The economy has been steadily rising, mainly due to an expansion in services
and infranstructure, commercial tourism (Valencia is one of the main European
locations for trade fairs and conferences, plus it has an economically
very dynamic coast) and a big bang in construction which has created a
massive property market and attracted much investment. This construction
craze (still very far from the end) has also expanded Valencia territorially
- the city has grown much and the population has now reached 1 million.
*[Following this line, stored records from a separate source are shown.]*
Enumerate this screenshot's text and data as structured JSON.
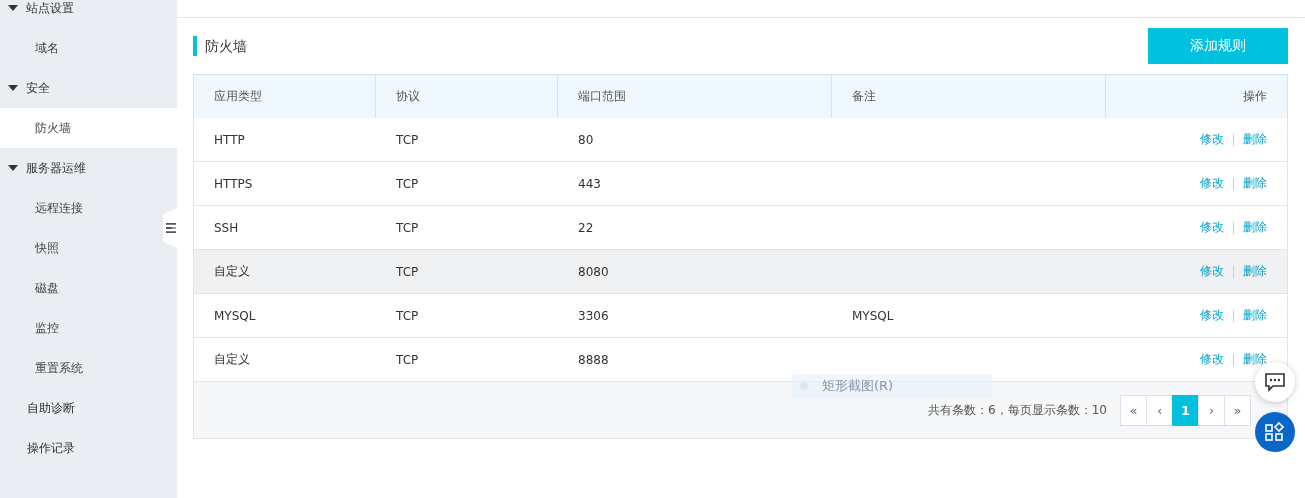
{
  "sidebar": {
    "items": [
      {
        "label": "站点设置",
        "expanded": true,
        "selected": false,
        "children": [
          {
            "label": "域名",
            "selected": false
          }
        ]
      },
      {
        "label": "安全",
        "expanded": true,
        "selected": false,
        "children": [
          {
            "label": "防火墙",
            "selected": true
          }
        ]
      },
      {
        "label": "服务器运维",
        "expanded": true,
        "selected": false,
        "children": [
          {
            "label": "远程连接",
            "selected": false
          },
          {
            "label": "快照",
            "selected": false
          },
          {
            "label": "磁盘",
            "selected": false
          },
          {
            "label": "监控",
            "selected": false
          },
          {
            "label": "重置系统",
            "selected": false
          }
        ]
      },
      {
        "label": "自助诊断",
        "selected": false
      },
      {
        "label": "操作记录",
        "selected": false
      }
    ]
  },
  "section_title": "防火墙",
  "add_button": "添加规则",
  "table": {
    "columns": [
      "应用类型",
      "协议",
      "端口范围",
      "备注",
      "操作"
    ],
    "rows": [
      {
        "cells": [
          "HTTP",
          "TCP",
          "80",
          ""
        ],
        "actions": [
          "修改",
          "删除"
        ],
        "highlighted": false
      },
      {
        "cells": [
          "HTTPS",
          "TCP",
          "443",
          ""
        ],
        "actions": [
          "修改",
          "删除"
        ],
        "highlighted": false
      },
      {
        "cells": [
          "SSH",
          "TCP",
          "22",
          ""
        ],
        "actions": [
          "修改",
          "删除"
        ],
        "highlighted": false
      },
      {
        "cells": [
          "自定义",
          "TCP",
          "8080",
          ""
        ],
        "actions": [
          "修改",
          "删除"
        ],
        "highlighted": true
      },
      {
        "cells": [
          "MYSQL",
          "TCP",
          "3306",
          "MYSQL"
        ],
        "actions": [
          "修改",
          "删除"
        ],
        "highlighted": false
      },
      {
        "cells": [
          "自定义",
          "TCP",
          "8888",
          ""
        ],
        "actions": [
          "修改",
          "删除"
        ],
        "highlighted": false
      }
    ]
  },
  "pagination": {
    "summary": "共有条数：6，每页显示条数：10",
    "pages": [
      {
        "label": "«",
        "selected": false
      },
      {
        "label": "‹",
        "selected": false
      },
      {
        "label": "1",
        "selected": true
      },
      {
        "label": "›",
        "selected": false
      },
      {
        "label": "»",
        "selected": false
      }
    ]
  },
  "overlay_menu_item": "矩形截图(R)"
}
Although the agriculture in the countryside is still strong, Valencia
of XXI century is less about that or the industry, and more a major serrvice
provider and a facilitator of international commerce (not to forget that
Valencia has the second largest commercial port in Europe). In addition,
Valencia has shown a spectacular performance as a tourist destination,
with 10 years unbroken growth. Valencia of today has got quite wealthy
and puts a lot of that money into further improvement of public services,
cultural events and projects (more and more international), and a face-lift
to the historical parts of the city, as well as spectacular new projects,
such as City of Arts and Sciences. This is all reminicent of the end of
the XV century Valencia - the Golden
Yet through all this cyber-age development, Valencia has not simply painted
over its past - it conserved all its traditions intact, and its cultural
identity is still present everywhere. This is why they call it the city
of contrast - you see XXIII century projects side by side with a still
very lively and cared for XIII century church. Valencia is truly marching
into the future while remembering its past, and it gives this city unbeatable
charm as a mutli-purpose tourist destination for all tastes and fancies.